Context:
HDB Financial Services’ IPO: Regulatory Watch for Violation of Companies Act
Background
- Incident in 2008
- HDB Financial Services may have broken the Companies Act 17 years ago by providing free shares to more than 50 workers in HDFC Bank, its parent company, by private placement.
- The Sebi has found 12 million shares were given preferentially allotted to 410 employees in January 2008.
- Violation of Public Issue Provisions:
- For issuing shares with more than 50 investors, it is a public issue under the Companies Act which requires Sebi clearance.
Bonus Issue
A bonus issue is when a company gives free shares to its existing shareholders. This is done by capitalizing on the company’s accumulated reserves from previous years’ profits.
Explanation
- A bonus issue is a way for a company to distribute shares to its shareholders without charging them.
- The shares are issued from the company’s free reserve or share premium account.
- The number of shares issued is based on the number of shares each shareholder held on a record date.
SEBI and bonus issues
- SEBI regulates the issuance of securities by companies.
- Companies must follow certain rules and regulations when issuing securities.
- SEBI also regulates the pricing of securities issued by companies.
Regulatory Actions and Legal Consequence
- Reference to Ministry of Corporate Affairs (MCA)
- Sebi plans to refer the case to the Union Ministry of Corporate Affairs (MCA) to check if the issuance amounts to a violation of the Companies Act.

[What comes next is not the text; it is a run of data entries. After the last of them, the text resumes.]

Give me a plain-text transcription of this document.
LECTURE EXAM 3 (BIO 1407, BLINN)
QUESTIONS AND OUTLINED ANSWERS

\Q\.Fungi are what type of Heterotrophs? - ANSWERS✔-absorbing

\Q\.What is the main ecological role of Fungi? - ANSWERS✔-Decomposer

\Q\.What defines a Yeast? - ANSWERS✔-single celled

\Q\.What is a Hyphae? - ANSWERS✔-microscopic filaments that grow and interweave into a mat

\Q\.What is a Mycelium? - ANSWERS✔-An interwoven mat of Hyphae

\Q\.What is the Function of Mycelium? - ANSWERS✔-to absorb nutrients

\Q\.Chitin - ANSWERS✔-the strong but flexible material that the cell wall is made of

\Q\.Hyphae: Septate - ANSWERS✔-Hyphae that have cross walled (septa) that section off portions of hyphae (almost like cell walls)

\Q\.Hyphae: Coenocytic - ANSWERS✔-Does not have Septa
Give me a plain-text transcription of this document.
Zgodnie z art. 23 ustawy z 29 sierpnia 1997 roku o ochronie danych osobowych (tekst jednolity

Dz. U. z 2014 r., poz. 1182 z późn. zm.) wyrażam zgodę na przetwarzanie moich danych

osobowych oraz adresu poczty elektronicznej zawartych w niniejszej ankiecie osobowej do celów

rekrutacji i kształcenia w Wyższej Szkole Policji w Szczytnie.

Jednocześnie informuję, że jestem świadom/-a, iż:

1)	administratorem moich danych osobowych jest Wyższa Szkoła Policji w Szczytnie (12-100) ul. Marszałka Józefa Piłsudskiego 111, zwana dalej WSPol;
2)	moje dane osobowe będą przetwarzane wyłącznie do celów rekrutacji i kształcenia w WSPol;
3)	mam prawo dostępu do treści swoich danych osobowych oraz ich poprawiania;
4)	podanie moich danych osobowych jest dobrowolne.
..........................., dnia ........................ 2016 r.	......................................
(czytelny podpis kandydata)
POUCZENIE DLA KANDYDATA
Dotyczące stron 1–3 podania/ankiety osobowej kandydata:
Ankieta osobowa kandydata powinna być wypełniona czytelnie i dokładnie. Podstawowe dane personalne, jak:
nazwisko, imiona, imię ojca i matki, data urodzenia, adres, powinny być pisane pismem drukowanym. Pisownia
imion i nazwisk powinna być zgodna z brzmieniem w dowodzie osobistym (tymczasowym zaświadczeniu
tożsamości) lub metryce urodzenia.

- If it is a breach, HDB Financial Services could face penalties or be temporarily barred from the market.
- Possible IPO Impact
- The violation could impact HDB Financial’s $1.5 billion IPO. The company may have to pay a penalty or amend its IPO application to get clearance.
- Legal Interpretation
- The issuance may be classified as a public or preferential issue. If it were an Employee Stock Option Plan, no Sebi approval would have been required.